In 2016, Ms. Nobari accepted the Hivos Tiger Award alongside director Babak Jalali and producer Marjaneh Moghimi for Radio Dreams, winner of the 45th International Film Festival Rotterdam (IFFR).
Ms. Nobari serves on the Boards of Trustees and Advisory Boards of a number of nonprofit organizations.
Pamela Yates is the co-founder and creative director of Skylight, a non-profit dedicated to creating feature-length documentaries and digital media tools that advance awareness of human rights and the quest for justice by implementing multi-year outreach campaigns designed to engage, educate and activate social change.
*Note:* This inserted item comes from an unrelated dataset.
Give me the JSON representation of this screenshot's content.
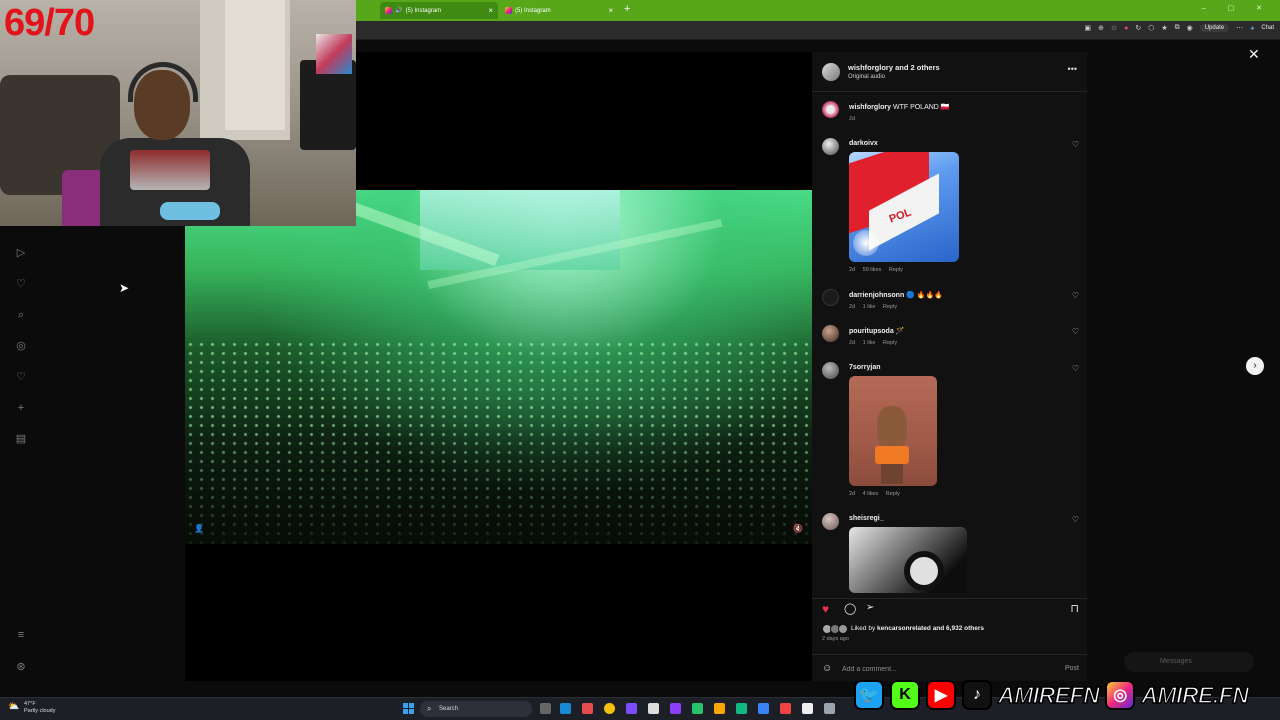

Yates is the director of When the Mountains Tremble that won the Sundance Special Jury Award; executive producer of the Academy Award winning Witness to War; and director of State of Fear: The Truth About Terrorism, which has been translated into 47 languages and broadcast in 154 countries. Her film Granito: How to Nail a Dictator, for which she was awarded a Guggenheim fellowship, was used as key forensic evidence in the trial of Efraín Ríos Montt for genocide in Guatemala. Her third film in the Guatemalan trilogy, 500 YEARS, had its world premiere at the Sundance Film Festival and is currently in wide release. Yates is a member of the Academy of Motion Pictures Arts and Sciences, Writers Guild of America, and the International Documentary Association.